Reputation: 23
Summary
I am trying to design an elastic index(s) that will provide a solid foundation for indexing 1,000,000+ Files and full text searching on the contents. New files will be continuously added after the initial digitization process.
Use Case
Various File Types (Pdf, outlook email, mp3, txt, jpeg of handwritten things, ..etc) need to be searchable by their contents and meta-data. Users want to manually tag relationships between documents. ex Document A -> contains information about -> Document B. Users want to be able to see related/similar texts. Users want Named Entity Recognition on the text contents. The physical files are already stored on an external computer just waiting to be processed.
Implementation
How do I best store my extracted contents to fit the needs of the user and have a scalable foundation? Is it better to run our trained Named Entity Recognition on initial index or after text extraction has been uploaded to elastic?
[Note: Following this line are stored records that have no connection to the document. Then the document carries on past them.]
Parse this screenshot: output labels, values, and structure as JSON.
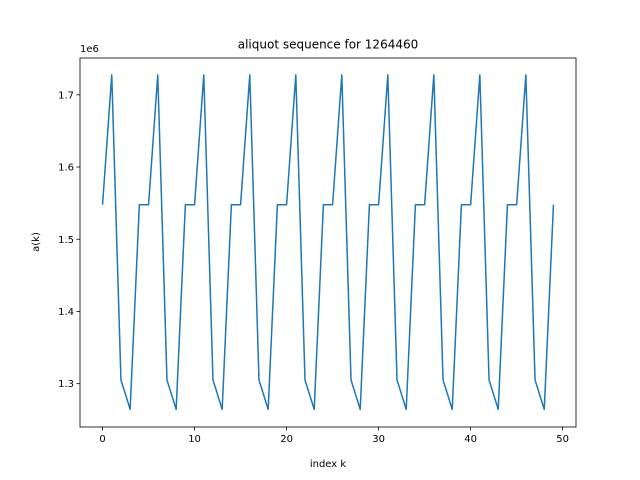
{
  "chart_data": {
    "type": "line",
    "title": "aliquot sequence for 1264460",
    "xlabel": "index k",
    "ylabel": "a(k)",
    "y_multiplier": "1e6",
    "xlim": [
      -2.45,
      51.45
    ],
    "ylim": [
      1240000,
      1751000
    ],
    "xticks": [
      0,
      10,
      20,
      30,
      40,
      50
    ],
    "yticks": [
      1.3,
      1.4,
      1.5,
      1.6,
      1.7
    ],
    "grid": false,
    "series": [
      {
        "color": "#1f77b4",
        "x": [
          0,
          1,
          2,
          3,
          4,
          5,
          6,
          7,
          8,
          9,
          10,
          11,
          12,
          13,
          14,
          15,
          16,
          17,
          18,
          19,
          20,
          21,
          22,
          23,
          24,
          25,
          26,
          27,
          28,
          29,
          30,
          31,
          32,
          33,
          34,
          35,
          36,
          37,
          38,
          39,
          40,
          41,
          42,
          43,
          44,
          45,
          46,
          47,
          48,
          49
        ],
        "values": [
          1547860,
          1727636,
          1305184,
          1264460,
          1547860,
          1547860,
          1727636,
          1305184,
          1264460,
          1547860,
          1547860,
          1727636,
          1305184,
          1264460,
          1547860,
          1547860,
          1727636,
          1305184,
          1264460,
          1547860,
          1547860,
          1727636,
          1305184,
          1264460,
          1547860,
          1547860,
          1727636,
          1305184,
          1264460,
          1547860,
          1547860,
          1727636,
          1305184,
          1264460,
          1547860,
          1547860,
          1727636,
          1305184,
          1264460,
          1547860,
          1547860,
          1727636,
          1305184,
          1264460,
          1547860,
          1547860,
          1727636,
          1305184,
          1264460,
          1547860
        ]
      }
    ]
  }
}
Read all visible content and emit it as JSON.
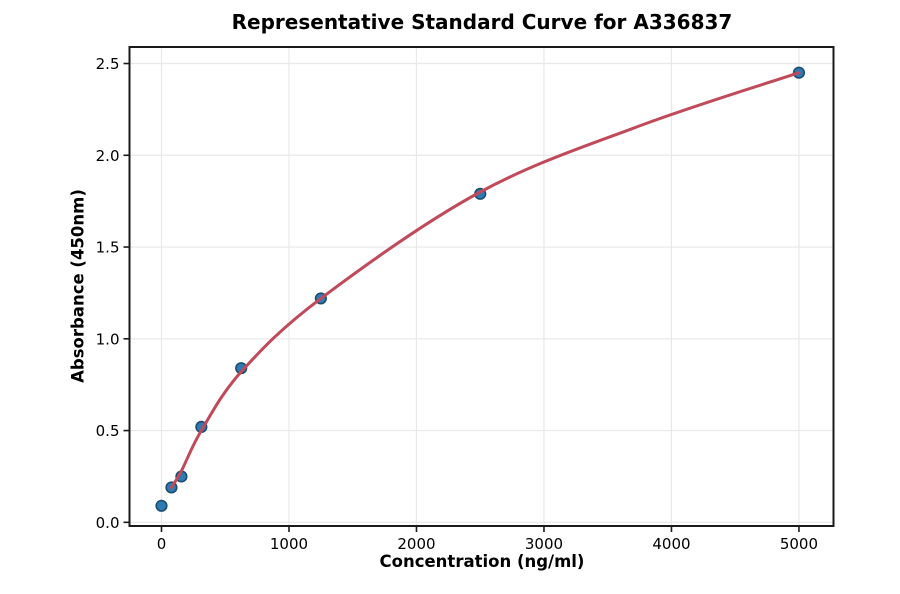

Or does it make more sense to use an existing solution from below to not reinvent the wheel?
https://github.com/dadoonet/fscrawler
https://github.com/deepset-ai/haystack
Upvotes: 1
Views: 518
Reputation: 353
Instead of reinventing the wheel, I'd recommend to use existing solutions such as Jina, there's a working example of pdf search using Jina. You can also search across different modalities(text, image, pdf, etc.) using this.
Upvotes: 1